У меня в то время помимо школьного кружка много времени занимала работа в собственной мастерской. Помог мне в этом деле отец. Железнодорожник по профессии, к авиации он особого интереса никогда не питал, но к увлечению сыновей относился по-мужски уважительно. Оборудовал для наших работ сарай, не жалел денег и на инструменты, и на материал: ни один из соседских мальчишек не мог бы похвастать таким плотнично-столярным набором, какой купил мне отец, угробив на него всю получку и часть премии. Именно здесь, в этом сарае, и были собраны сначала простенькие модели, а затем и настоящие планеры…
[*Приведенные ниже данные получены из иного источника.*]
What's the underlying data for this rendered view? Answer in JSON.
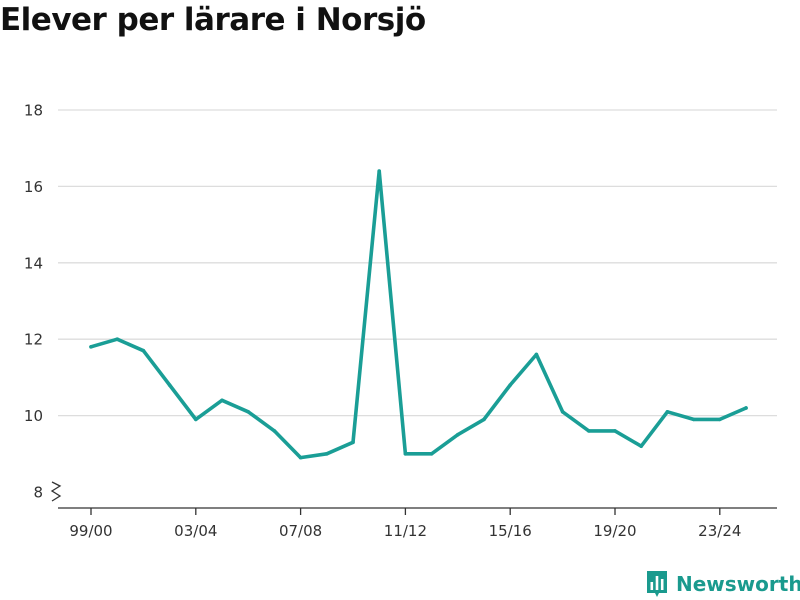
{
  "title": "Elever per lärare i Norsjö",
  "brand": {
    "name": "Newsworthy",
    "icon": "bar-chart-icon"
  },
  "colors": {
    "line": "#1a9e96",
    "grid": "#dddddd",
    "axis": "#333333",
    "brand": "#1a9a8e"
  },
  "chart_data": {
    "type": "line",
    "x": [
      "99/00",
      "00/01",
      "01/02",
      "02/03",
      "03/04",
      "04/05",
      "05/06",
      "06/07",
      "07/08",
      "08/09",
      "09/10",
      "10/11",
      "11/12",
      "12/13",
      "13/14",
      "14/15",
      "15/16",
      "16/17",
      "17/18",
      "18/19",
      "19/20",
      "20/21",
      "21/22",
      "22/23",
      "23/24",
      "24/25"
    ],
    "series": [
      {
        "values": [
          11.8,
          12.0,
          11.7,
          10.8,
          9.9,
          10.4,
          10.1,
          9.6,
          8.9,
          9.0,
          9.3,
          16.4,
          9.0,
          9.0,
          9.5,
          9.9,
          10.8,
          11.6,
          10.1,
          9.6,
          9.6,
          9.2,
          10.1,
          9.9,
          9.9,
          10.2
        ]
      }
    ],
    "x_tick_labels": [
      "99/00",
      "03/04",
      "07/08",
      "11/12",
      "15/16",
      "19/20",
      "23/24"
    ],
    "y_ticks": [
      8,
      10,
      12,
      14,
      16,
      18
    ],
    "ylim": [
      8,
      18
    ],
    "axis_break": true,
    "grid": true
  }
}
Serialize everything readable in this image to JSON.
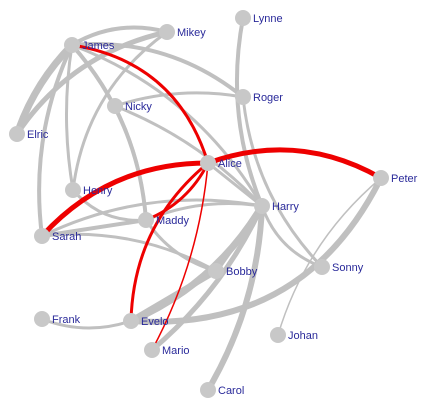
{
  "graph": {
    "node_color": "#c8c8c8",
    "edge_color": "#c0c0c0",
    "highlight_color": "#ee0000",
    "label_color": "#2a2a9a",
    "selected_node": "Alice",
    "nodes": [
      {
        "id": "James",
        "label": "James"
      },
      {
        "id": "Mikey",
        "label": "Mikey"
      },
      {
        "id": "Lynne",
        "label": "Lynne"
      },
      {
        "id": "Roger",
        "label": "Roger"
      },
      {
        "id": "Nicky",
        "label": "Nicky"
      },
      {
        "id": "Elric",
        "label": "Elric"
      },
      {
        "id": "Alice",
        "label": "Alice"
      },
      {
        "id": "Peter",
        "label": "Peter"
      },
      {
        "id": "Henry",
        "label": "Henry"
      },
      {
        "id": "Harry",
        "label": "Harry"
      },
      {
        "id": "Maddy",
        "label": "Maddy"
      },
      {
        "id": "Sarah",
        "label": "Sarah"
      },
      {
        "id": "Bobby",
        "label": "Bobby"
      },
      {
        "id": "Sonny",
        "label": "Sonny"
      },
      {
        "id": "Frank",
        "label": "Frank"
      },
      {
        "id": "Evelo",
        "label": "Evelo"
      },
      {
        "id": "Johan",
        "label": "Johan"
      },
      {
        "id": "Mario",
        "label": "Mario"
      },
      {
        "id": "Carol",
        "label": "Carol"
      }
    ],
    "edges": [
      {
        "source": "James",
        "target": "Mikey",
        "weight": 4
      },
      {
        "source": "James",
        "target": "Elric",
        "weight": 7
      },
      {
        "source": "Mikey",
        "target": "Elric",
        "weight": 5
      },
      {
        "source": "James",
        "target": "Roger",
        "weight": 4
      },
      {
        "source": "James",
        "target": "Sarah",
        "weight": 4
      },
      {
        "source": "James",
        "target": "Henry",
        "weight": 3
      },
      {
        "source": "James",
        "target": "Maddy",
        "weight": 4
      },
      {
        "source": "James",
        "target": "Harry",
        "weight": 3
      },
      {
        "source": "Mikey",
        "target": "Henry",
        "weight": 3
      },
      {
        "source": "Lynne",
        "target": "Harry",
        "weight": 4
      },
      {
        "source": "Roger",
        "target": "Nicky",
        "weight": 3
      },
      {
        "source": "Nicky",
        "target": "Maddy",
        "weight": 3
      },
      {
        "source": "Nicky",
        "target": "Harry",
        "weight": 3
      },
      {
        "source": "Henry",
        "target": "Maddy",
        "weight": 3
      },
      {
        "source": "Sarah",
        "target": "Maddy",
        "weight": 4
      },
      {
        "source": "Sarah",
        "target": "Bobby",
        "weight": 3
      },
      {
        "source": "Sarah",
        "target": "Harry",
        "weight": 3
      },
      {
        "source": "Maddy",
        "target": "Harry",
        "weight": 3
      },
      {
        "source": "Maddy",
        "target": "Bobby",
        "weight": 3
      },
      {
        "source": "Harry",
        "target": "Evelo",
        "weight": 7
      },
      {
        "source": "Harry",
        "target": "Mario",
        "weight": 5
      },
      {
        "source": "Harry",
        "target": "Carol",
        "weight": 6
      },
      {
        "source": "Harry",
        "target": "Bobby",
        "weight": 5
      },
      {
        "source": "Harry",
        "target": "Sonny",
        "weight": 3
      },
      {
        "source": "Peter",
        "target": "Johan",
        "weight": 1.5
      },
      {
        "source": "Peter",
        "target": "Evelo",
        "weight": 6
      },
      {
        "source": "Roger",
        "target": "Sonny",
        "weight": 3
      },
      {
        "source": "Frank",
        "target": "Evelo",
        "weight": 3
      },
      {
        "source": "Evelo",
        "target": "Bobby",
        "weight": 6
      },
      {
        "source": "Alice",
        "target": "Harry",
        "weight": 3
      },
      {
        "source": "James",
        "target": "Alice",
        "weight": 3,
        "highlight": true
      },
      {
        "source": "Alice",
        "target": "Sarah",
        "weight": 5,
        "highlight": true
      },
      {
        "source": "Alice",
        "target": "Peter",
        "weight": 5,
        "highlight": true
      },
      {
        "source": "Alice",
        "target": "Maddy",
        "weight": 3,
        "highlight": true
      },
      {
        "source": "Alice",
        "target": "Evelo",
        "weight": 3,
        "highlight": true
      },
      {
        "source": "Alice",
        "target": "Mario",
        "weight": 1.5,
        "highlight": true
      }
    ]
  }
}
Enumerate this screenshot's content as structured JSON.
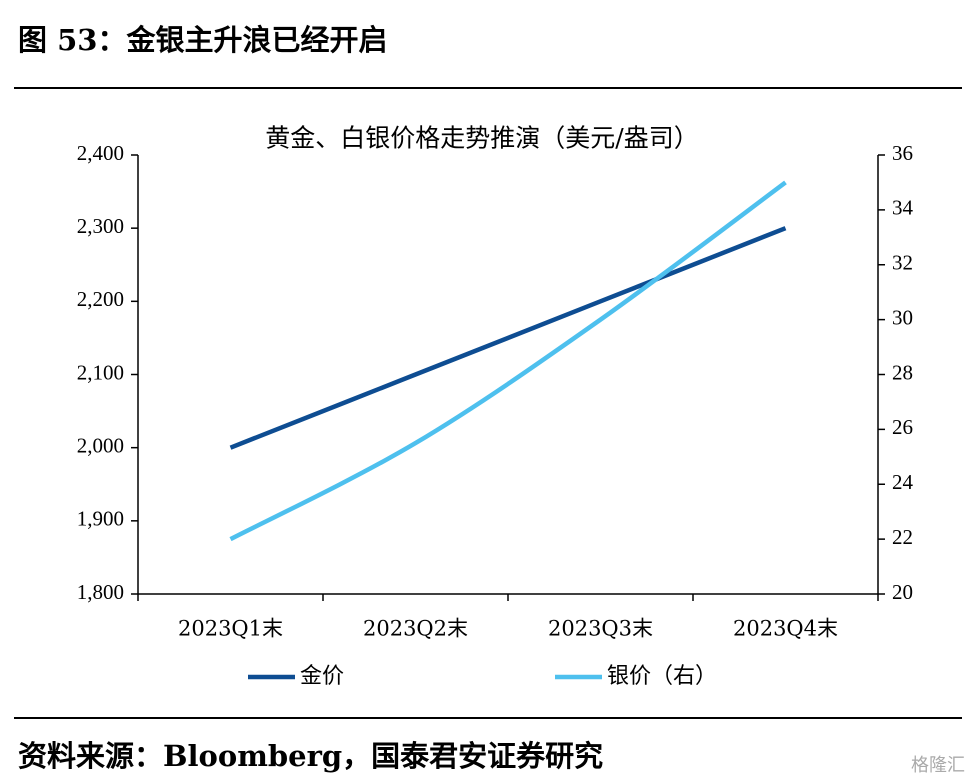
{
  "header": {
    "title": "图 53：金银主升浪已经开启"
  },
  "chart_data": {
    "type": "line",
    "title": "黄金、白银价格走势推演（美元/盎司）",
    "categories": [
      "2023Q1末",
      "2023Q2末",
      "2023Q3末",
      "2023Q4末"
    ],
    "series": [
      {
        "name": "金价",
        "color": "#0e4d92",
        "values": [
          2000,
          2100,
          2200,
          2300
        ]
      },
      {
        "name": "银价（右）",
        "color": "#4ec0ee",
        "values": [
          22,
          25.5,
          30,
          35
        ],
        "axis": "y2"
      }
    ],
    "ylim": [
      1800,
      2400
    ],
    "yticks": [
      {
        "value": 1800,
        "label": "1,800"
      },
      {
        "value": 1900,
        "label": "1,900"
      },
      {
        "value": 2000,
        "label": "2,000"
      },
      {
        "value": 2100,
        "label": "2,100"
      },
      {
        "value": 2200,
        "label": "2,200"
      },
      {
        "value": 2300,
        "label": "2,300"
      },
      {
        "value": 2400,
        "label": "2,400"
      }
    ],
    "y2lim": [
      20,
      36
    ],
    "y2ticks": [
      20,
      22,
      24,
      26,
      28,
      30,
      32,
      34,
      36
    ],
    "legend": "bottom"
  },
  "footer": {
    "source": "资料来源：Bloomberg，国泰君安证券研究",
    "watermark": "格隆汇"
  }
}
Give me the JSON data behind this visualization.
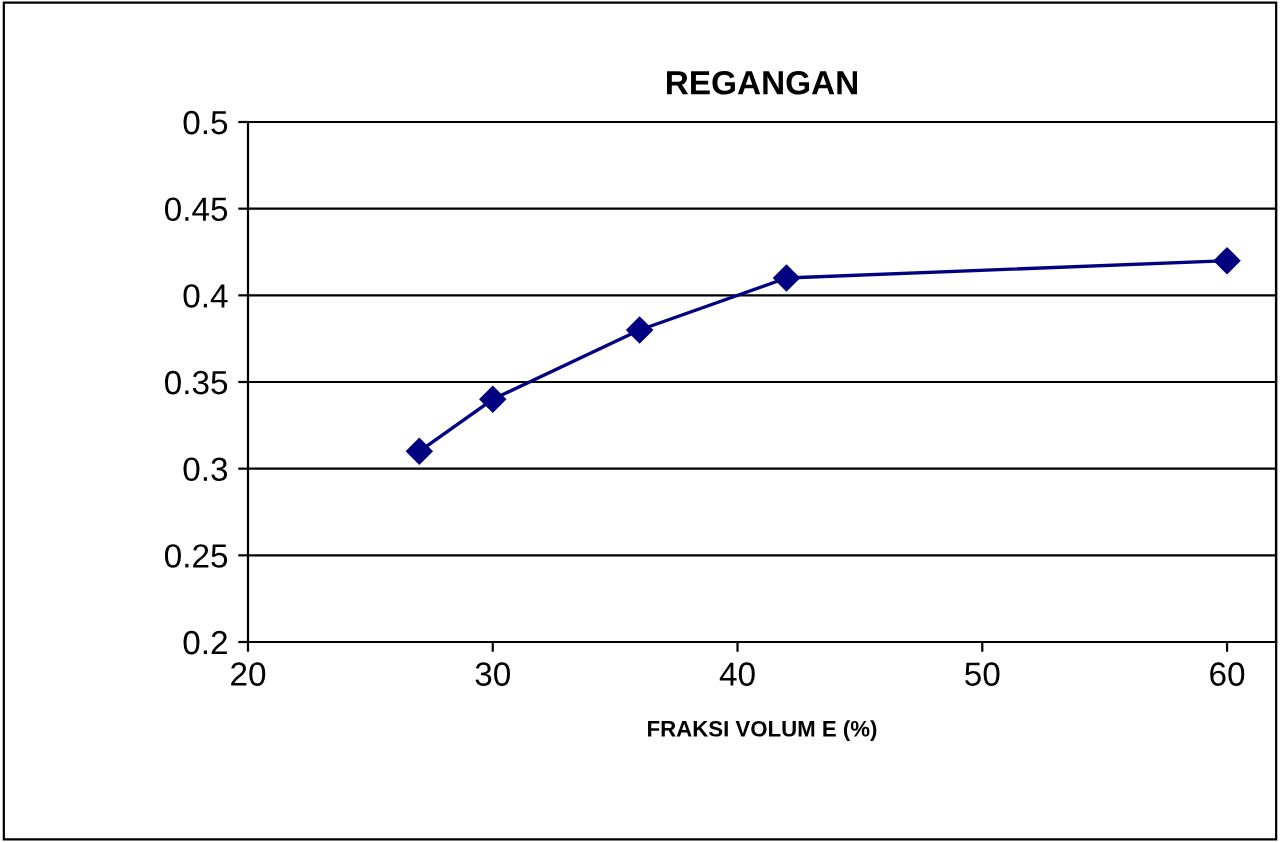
{
  "chart_data": {
    "type": "line",
    "title": "REGANGAN",
    "xlabel": "FRAKSI VOLUM E (%)",
    "x": [
      27,
      30,
      36,
      42,
      60
    ],
    "series": [
      {
        "color": "#000080",
        "values": [
          0.31,
          0.34,
          0.38,
          0.41,
          0.42
        ]
      }
    ],
    "xlim": [
      20,
      62
    ],
    "xticks": [
      20,
      30,
      40,
      50,
      60
    ],
    "ylim": [
      0.2,
      0.5
    ],
    "yticks": [
      0.2,
      0.25,
      0.3,
      0.35,
      0.4,
      0.45,
      0.5
    ],
    "grid": "y",
    "marker": "diamond",
    "line_style": "solid"
  }
}
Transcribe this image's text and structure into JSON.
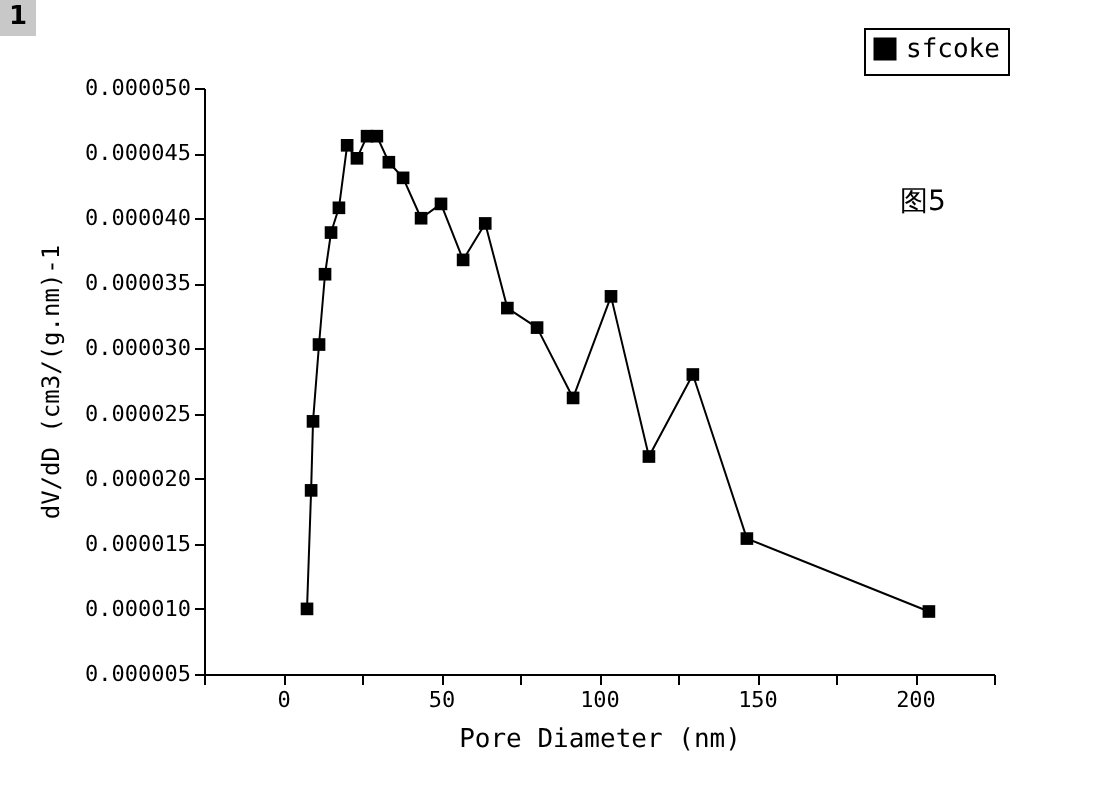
{
  "chart_data": {
    "type": "line",
    "xlabel": "Pore Diameter (nm)",
    "ylabel": "dV/dD (cm3/(g.nm)-1",
    "x": [
      7.6,
      8.9,
      9.5,
      11.4,
      13.3,
      15.2,
      17.7,
      20.3,
      23.4,
      26.6,
      29.7,
      33.5,
      38,
      43.7,
      50,
      57,
      64,
      71,
      80.4,
      91.8,
      103.8,
      115.8,
      129.7,
      146.8,
      204.4
    ],
    "series": [
      {
        "name": "sfcoke",
        "color": "#000000",
        "values": [
          1e-05,
          1.91e-05,
          2.44e-05,
          3.03e-05,
          3.57e-05,
          3.89e-05,
          4.08e-05,
          4.56e-05,
          4.46e-05,
          4.63e-05,
          4.63e-05,
          4.43e-05,
          4.31e-05,
          4e-05,
          4.11e-05,
          3.68e-05,
          3.96e-05,
          3.31e-05,
          3.16e-05,
          2.62e-05,
          3.4e-05,
          2.17e-05,
          2.8e-05,
          1.54e-05,
          9.8e-06
        ]
      }
    ],
    "xlim": [
      -25,
      225
    ],
    "xticks": [
      {
        "value": -25,
        "label": null
      },
      0,
      {
        "value": 25,
        "label": null
      },
      50,
      {
        "value": 75,
        "label": null
      },
      100,
      {
        "value": 125,
        "label": null
      },
      150,
      {
        "value": 175,
        "label": null
      },
      200,
      {
        "value": 225,
        "label": null
      }
    ],
    "ylim": [
      5e-06,
      5e-05
    ],
    "yticks": [
      {
        "value": 5e-06,
        "label": "0.000005"
      },
      {
        "value": 1e-05,
        "label": "0.000010"
      },
      {
        "value": 1.5e-05,
        "label": "0.000015"
      },
      {
        "value": 2e-05,
        "label": "0.000020"
      },
      {
        "value": 2.5e-05,
        "label": "0.000025"
      },
      {
        "value": 3e-05,
        "label": "0.000030"
      },
      {
        "value": 3.5e-05,
        "label": "0.000035"
      },
      {
        "value": 4e-05,
        "label": "0.000040"
      },
      {
        "value": 4.5e-05,
        "label": "0.000045"
      },
      {
        "value": 5e-05,
        "label": "0.000050"
      }
    ],
    "annotations": [
      "图5",
      "1"
    ],
    "grid": false,
    "legend": "top right",
    "marker": "square",
    "line_style": "solid"
  }
}
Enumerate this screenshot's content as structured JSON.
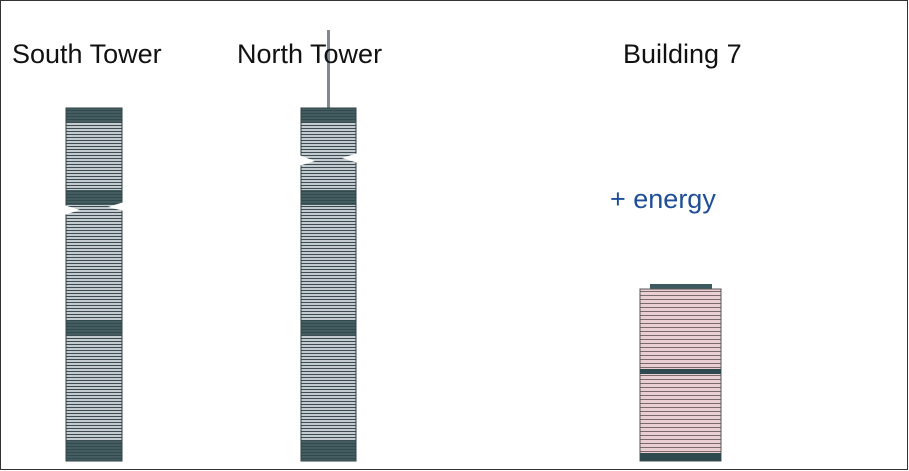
{
  "buildings": [
    {
      "label": "South Tower"
    },
    {
      "label": "North Tower"
    },
    {
      "label": "Building 7"
    }
  ],
  "annotation": "+ energy"
}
А вскоре состоялся тот разговор, который стал поворотной вехой в моей судьбе. Сперва я решил поговорить начистоту с братом. Учеба в школе у меня в последнее время не клеилась: не тем голова была занята. Подумал, что Виктор меня поймет.
Так и вышло. Старший брат целиком оправдал возлагаемые на него надежды. Уговаривать или переубеждать его мне не пришлось. Наоборот, он сам охотно пошел мне навстречу.
— Считаю, что выбор правильный, — внимательно выслушав меня, сказал Виктор. — Но только учти: самолет не увлечение, не личная прихоть или там склонность души. Научиться летать — нынче этого мало. Стать необходимым авиации — вот в чем вопрос. А стать ей необходимым нужно, без этого нечего и огород городить. Небо — это на всю жизнь.